Many women lose their hair because of the treatment, so consider donating your long locks to brighten someone’s day with a wig, or your knitting abilities to keep someone’s head fashionable and warm during the winter. Finally, consider donating blood at your local hospital, knowing that it can very well serve a cancer patient in need of a transfusion.
• The pink ribbon has become the most recognized symbol for breast cancer support. During this month, perhaps tie a pink ribbon around your wrist to praise the survivors, honor those we lost and lend emotional support to those who are currently facing this disease head-on. If you would like to take this a step further, consider buying merchandise that sport the iconic ribbon from companies that donate part of the proceeds to the cause.
If you do a little digging, you’ll be surprised by what you can find – everything from luxury lip balm and bridesmaids gifts, to greeting cards and drinks on airlines. If you would like to get your friends involved, consider having a “pink-themed tea party” to help raise donations and awareness, complete with pink lemonade, pink scones, pink flowers and, of course, pink dresses.
• Show your moral support at local events that involve breast cancer survivors. A prime example is International Breast Cancer Paddler’s Commission, an organization that involves thousands of women training to compete in Dragon Boat competitions. Such associations transcend being merely a group of women playing a sport – they provide survivors with a united community and the opportunity to be inspired by their own strong spirit and physically capabilities. Investigate whether there are any sports teams in your area and root them on as they go for the win.

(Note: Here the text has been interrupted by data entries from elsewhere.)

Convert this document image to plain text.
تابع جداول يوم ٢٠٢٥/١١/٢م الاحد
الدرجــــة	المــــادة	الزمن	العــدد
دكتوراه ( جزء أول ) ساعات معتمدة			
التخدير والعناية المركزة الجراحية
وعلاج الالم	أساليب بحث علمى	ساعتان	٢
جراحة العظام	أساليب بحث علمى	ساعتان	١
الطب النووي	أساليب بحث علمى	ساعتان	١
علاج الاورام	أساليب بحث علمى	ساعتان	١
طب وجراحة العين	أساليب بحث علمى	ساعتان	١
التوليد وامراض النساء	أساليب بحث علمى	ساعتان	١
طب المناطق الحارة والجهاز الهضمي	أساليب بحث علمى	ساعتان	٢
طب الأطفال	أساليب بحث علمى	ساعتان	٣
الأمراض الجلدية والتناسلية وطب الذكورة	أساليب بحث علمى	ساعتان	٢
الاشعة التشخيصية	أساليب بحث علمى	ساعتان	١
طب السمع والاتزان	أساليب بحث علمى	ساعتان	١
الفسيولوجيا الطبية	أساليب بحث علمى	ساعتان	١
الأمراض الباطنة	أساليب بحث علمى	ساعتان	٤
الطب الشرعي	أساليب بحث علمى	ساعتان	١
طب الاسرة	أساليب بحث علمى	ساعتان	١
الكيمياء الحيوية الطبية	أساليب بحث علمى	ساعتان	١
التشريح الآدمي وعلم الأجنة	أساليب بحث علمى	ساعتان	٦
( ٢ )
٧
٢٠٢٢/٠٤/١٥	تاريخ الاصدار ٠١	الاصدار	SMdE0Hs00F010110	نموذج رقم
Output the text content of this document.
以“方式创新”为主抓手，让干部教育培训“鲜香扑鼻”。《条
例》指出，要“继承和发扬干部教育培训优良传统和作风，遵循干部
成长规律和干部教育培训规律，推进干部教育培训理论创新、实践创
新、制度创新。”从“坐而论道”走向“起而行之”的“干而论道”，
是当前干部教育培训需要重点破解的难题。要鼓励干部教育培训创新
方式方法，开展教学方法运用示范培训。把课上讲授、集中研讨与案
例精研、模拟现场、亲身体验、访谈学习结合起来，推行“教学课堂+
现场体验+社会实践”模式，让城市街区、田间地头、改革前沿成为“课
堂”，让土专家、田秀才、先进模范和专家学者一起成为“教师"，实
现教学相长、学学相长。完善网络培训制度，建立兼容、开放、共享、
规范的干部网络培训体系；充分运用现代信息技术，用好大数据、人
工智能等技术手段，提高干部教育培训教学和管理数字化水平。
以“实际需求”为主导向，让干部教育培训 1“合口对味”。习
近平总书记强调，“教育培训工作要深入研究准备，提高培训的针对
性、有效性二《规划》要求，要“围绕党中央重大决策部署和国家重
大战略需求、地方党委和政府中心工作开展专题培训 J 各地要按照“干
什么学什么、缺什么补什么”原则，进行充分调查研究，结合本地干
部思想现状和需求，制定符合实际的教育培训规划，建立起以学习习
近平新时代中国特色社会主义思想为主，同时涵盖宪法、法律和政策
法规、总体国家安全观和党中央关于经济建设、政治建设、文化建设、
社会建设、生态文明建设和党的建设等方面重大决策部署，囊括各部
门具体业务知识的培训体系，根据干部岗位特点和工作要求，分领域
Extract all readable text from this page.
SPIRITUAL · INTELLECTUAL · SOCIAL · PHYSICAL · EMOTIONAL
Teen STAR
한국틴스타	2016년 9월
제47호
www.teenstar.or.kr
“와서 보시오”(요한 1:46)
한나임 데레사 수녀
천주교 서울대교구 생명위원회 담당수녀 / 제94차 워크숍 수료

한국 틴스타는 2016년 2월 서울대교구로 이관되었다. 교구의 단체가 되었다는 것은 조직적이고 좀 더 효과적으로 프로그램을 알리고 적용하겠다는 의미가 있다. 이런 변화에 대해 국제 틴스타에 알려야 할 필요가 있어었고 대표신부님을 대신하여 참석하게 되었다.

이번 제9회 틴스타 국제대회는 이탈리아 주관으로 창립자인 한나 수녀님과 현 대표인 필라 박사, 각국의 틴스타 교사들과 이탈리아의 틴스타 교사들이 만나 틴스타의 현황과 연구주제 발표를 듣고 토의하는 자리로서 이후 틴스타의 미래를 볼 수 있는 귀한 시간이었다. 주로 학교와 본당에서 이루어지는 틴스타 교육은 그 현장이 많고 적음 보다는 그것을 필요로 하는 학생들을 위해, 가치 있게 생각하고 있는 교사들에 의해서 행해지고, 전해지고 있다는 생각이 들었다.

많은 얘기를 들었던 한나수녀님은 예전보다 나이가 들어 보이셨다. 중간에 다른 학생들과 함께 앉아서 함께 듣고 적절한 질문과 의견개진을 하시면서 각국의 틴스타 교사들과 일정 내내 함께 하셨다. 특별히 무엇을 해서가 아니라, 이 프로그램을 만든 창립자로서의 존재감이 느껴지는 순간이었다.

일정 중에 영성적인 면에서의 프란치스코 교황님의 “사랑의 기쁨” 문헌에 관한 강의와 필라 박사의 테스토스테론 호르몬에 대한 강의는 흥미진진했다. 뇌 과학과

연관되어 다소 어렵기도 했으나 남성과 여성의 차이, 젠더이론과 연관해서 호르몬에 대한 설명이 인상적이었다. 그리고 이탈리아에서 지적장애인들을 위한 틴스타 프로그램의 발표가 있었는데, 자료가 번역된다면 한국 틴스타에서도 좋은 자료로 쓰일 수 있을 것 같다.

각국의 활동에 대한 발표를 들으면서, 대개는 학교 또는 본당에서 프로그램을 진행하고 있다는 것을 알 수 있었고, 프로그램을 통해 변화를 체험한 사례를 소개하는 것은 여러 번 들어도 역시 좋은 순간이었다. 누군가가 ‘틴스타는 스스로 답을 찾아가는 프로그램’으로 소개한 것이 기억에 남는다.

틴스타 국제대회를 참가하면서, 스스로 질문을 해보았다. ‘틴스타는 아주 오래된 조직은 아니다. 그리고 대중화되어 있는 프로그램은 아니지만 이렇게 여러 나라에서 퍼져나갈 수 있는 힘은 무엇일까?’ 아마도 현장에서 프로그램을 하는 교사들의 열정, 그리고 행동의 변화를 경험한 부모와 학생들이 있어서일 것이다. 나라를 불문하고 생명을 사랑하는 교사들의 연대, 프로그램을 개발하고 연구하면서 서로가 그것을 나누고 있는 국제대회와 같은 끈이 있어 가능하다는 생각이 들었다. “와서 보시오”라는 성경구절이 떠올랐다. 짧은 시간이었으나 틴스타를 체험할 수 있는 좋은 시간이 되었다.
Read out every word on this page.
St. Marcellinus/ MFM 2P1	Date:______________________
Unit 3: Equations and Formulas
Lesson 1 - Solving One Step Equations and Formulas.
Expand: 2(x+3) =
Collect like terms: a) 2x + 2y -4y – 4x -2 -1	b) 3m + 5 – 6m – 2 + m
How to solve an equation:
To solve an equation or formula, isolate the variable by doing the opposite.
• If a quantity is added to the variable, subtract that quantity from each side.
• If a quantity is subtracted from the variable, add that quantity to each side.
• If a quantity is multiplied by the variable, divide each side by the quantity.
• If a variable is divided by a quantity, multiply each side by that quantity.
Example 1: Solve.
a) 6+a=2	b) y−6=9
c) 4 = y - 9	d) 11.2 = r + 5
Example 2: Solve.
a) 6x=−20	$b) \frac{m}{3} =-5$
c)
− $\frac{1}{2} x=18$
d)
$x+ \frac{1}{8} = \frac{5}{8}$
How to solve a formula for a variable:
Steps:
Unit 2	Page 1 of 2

• Start examining your breasts and talk to your doctor about your family history – if relatives have a history of breast cancer, your physician might recommend that you begin having routine mammograms earlier than you expected. While there is no specifically agreed upon age about when most women should begin receiving mammograms, most doctors agree that the process should begin between forty to fifty years old. Don’t underestimate this procedure’s importance, as early detection and treatment limit the spread of the malignant growth and greatly increase your odds.